MUHAMMAD USMAN
WITH Corona Virus enveloping the globe as of wildfire in a dry forest, situation is in a flux. Its trajectory remains yet unknowable. Nothing is certain except uncertainty. Half of the humanity is locked indoor. The economy is at virtual halt. With no timeline in sight for human captivity and economic inactivity to end, statistics of its ensuing fallouts are plummeting grossly. Initially, economic downturn was estimated in neighbourhood of 2008-09 recession. After a few days, it scaled up to 13%, a bigger fall than recession in comparison. Now slump is being called deepest peace time jolt since 1930. In mathematical terms, it staggers around 33%. The global output may not return to previous level until 2022 however, again these figures remain highly susceptible to change crudely. Probably, this is the reason that prompted chief of WTO, Roberto Azevedo to warn the world that pandemic’s long term effects are difficult to discern “these numbers are ugly – there is no getting around that”. Other world economic organizations also sound no less alarmingly. Of late, Bloomberg has summarized it a $5 trillion hit which world economy would receive and that is like losing Japan.

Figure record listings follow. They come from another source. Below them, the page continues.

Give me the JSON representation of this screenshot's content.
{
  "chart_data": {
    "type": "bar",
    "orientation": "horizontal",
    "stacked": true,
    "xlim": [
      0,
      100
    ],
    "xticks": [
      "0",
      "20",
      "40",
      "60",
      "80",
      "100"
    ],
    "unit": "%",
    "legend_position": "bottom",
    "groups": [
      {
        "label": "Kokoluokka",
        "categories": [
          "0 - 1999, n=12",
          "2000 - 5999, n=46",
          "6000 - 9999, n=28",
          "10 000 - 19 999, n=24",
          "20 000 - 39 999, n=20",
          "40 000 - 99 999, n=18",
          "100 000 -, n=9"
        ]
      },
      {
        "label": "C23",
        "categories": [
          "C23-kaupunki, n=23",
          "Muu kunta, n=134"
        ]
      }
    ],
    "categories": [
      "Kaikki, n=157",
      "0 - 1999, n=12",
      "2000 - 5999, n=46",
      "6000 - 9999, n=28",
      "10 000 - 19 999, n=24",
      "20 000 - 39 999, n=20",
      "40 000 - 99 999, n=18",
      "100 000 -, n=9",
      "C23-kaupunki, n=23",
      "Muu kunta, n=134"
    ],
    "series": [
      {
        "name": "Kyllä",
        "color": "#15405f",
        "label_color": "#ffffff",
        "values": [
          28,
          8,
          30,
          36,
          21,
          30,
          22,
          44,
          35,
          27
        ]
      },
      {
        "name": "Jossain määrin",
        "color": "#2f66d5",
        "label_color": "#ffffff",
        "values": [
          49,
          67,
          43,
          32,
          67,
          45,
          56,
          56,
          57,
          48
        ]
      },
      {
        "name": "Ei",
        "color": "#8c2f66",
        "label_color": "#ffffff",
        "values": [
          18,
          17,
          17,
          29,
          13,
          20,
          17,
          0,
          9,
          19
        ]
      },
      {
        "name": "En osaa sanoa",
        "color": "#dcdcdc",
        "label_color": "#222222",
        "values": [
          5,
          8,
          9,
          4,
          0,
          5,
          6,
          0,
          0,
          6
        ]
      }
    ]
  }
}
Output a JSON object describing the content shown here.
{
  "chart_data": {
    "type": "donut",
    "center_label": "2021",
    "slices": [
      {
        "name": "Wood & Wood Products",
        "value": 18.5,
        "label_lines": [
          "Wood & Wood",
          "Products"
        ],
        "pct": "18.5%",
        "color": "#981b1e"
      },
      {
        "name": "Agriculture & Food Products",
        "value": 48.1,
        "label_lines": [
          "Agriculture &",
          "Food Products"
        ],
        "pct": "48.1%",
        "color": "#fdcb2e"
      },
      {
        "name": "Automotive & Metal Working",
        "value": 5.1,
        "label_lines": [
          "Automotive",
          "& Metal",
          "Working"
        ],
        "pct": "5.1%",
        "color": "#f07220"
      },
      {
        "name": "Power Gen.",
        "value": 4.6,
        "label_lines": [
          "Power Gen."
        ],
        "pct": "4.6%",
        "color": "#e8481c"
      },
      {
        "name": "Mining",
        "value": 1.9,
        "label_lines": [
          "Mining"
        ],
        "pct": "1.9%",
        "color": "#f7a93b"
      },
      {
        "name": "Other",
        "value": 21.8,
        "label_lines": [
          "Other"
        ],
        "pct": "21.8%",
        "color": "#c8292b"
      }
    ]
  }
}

UN has called for a raft of measures by world community to the tune of $2.5 Trillion to enable developing economies to brave financial tsunami unleashed by the upheaval. In brief, situation is fraught with extreme dangers. For developed economies, it is how to put them back on rails. For developing economies, challenge involves fight against hunger and rehabilitation of economy to provide livelihood to millions of people under threat of joblessness with no compensation for sustenance. US has pumped in $2.2 Trillion to prop up its struggling economy as a result of pandemic. Japan is even ahead. It has seen pandemic barely yet it has obligated $1Trillion to shore up its economy against impending depression. The stimulus package of over 750 euros is also on the table by Germany. These are hefty packages by rich countries. The financial packages of poor countries are lightweight, being cash strapped. Being monetarily meagre, these needs to be rightly prioritized and money is spent with maximum effectiveness. Besides, hope for a strong, coordinated and well-crafted global response is not greater when one sees stimulus packages, being announced unilaterally by rich countries to save their economies and nothing substantial for collective cause. This further reinforces the said need. Pakistan has also gone for a rescue package with an outlay of Rs 1200 Billion. Albeit it is biggest historically however, far less in content than what is otherwise needed hence, prudence in spending holds the key. The package encompasses relief for impoverished people/daily wagers and liberal incentives for industry for job creation, export earnings and ultimately, the economic recovery nevertheless, agriculture could only fetch a token attention in the package despite being the biggest component of population and potentially capable of making the greatest contribution single-handedly in GDP at relatively far lesser cost than industry particularly, in such volatile times.
At present, share of agriculture in GDP is 18.5% and of industry is 20.3%. About 64% of population lives in rural areas but agriculture only absorbs its 38.5% workforce. Rest is either employed elsewhere or is unemployed. Earlier agriculture was the biggest contributor in GDP but its share continued to dwindle for a host of reasons including political, social and environmental reasons. Ironically, Jehangir Tareen was heading an Agriculture Task Force. Basically he is an industrial shark. The report of sugar scam is its latest testimony. Without meaning to belittle share of industry in GDP, unfortunately, it has come at very heavy price over a long haul particularly, at expense of agriculture. The country continued to invest heavily in industry in the hope of a bigger cake wherein, other sections of society may also have a reasonable bite but it was seldom there. The self-seeking industrialists/businessmen tend to customize it according to own specifications with scant regard to interests of the state and other people involved in the enterprise. They are guilty of amassing wealth through state protection, subsidies, SROs, concessional/written off loans and tax evasion. They do hoarding to sell their products exorbitantly. By and large, they are predators.
This is the tale of conducive times. Amid numerous constraints internationally for their output/export, one could barely hope from them to stand up for test of collectivism. At best, they could be palliative rather than being part of enduring solution to our economic woes. Besides, their hearts pulsate with ruling elite which is hell bent inwardly to undo national unity and appreciable efforts being made by government to contain epidemic, provide relief and revive economy in order to discredit the government. It is a worrisome dimension. Apart from above, agriculture merits a far greater focus on mere these few aspects. Agriculture produces essential commodities thus, creates real wealth whereas, industry/service sectors thrives on wealth of people – to spend mostly non-essentially and consume their products. In upcoming uncertain times, understandably flow of money would be short and slow. It is said that agriculture not only gives riches to a nation but only riches it can call its own. An enhanced agriculture is best hedge against starvation and impoverishment. This would also reduce unemployment. Pakistani industrial products may be difficult to export but agricultural outputs like rice and wheat could be sold abroad as of hot cake due to their likely scarcity caused by pandemic thus, way forward lies therein.
— The writer, a retired Lt Col, is freelance columnist based in Islamabad.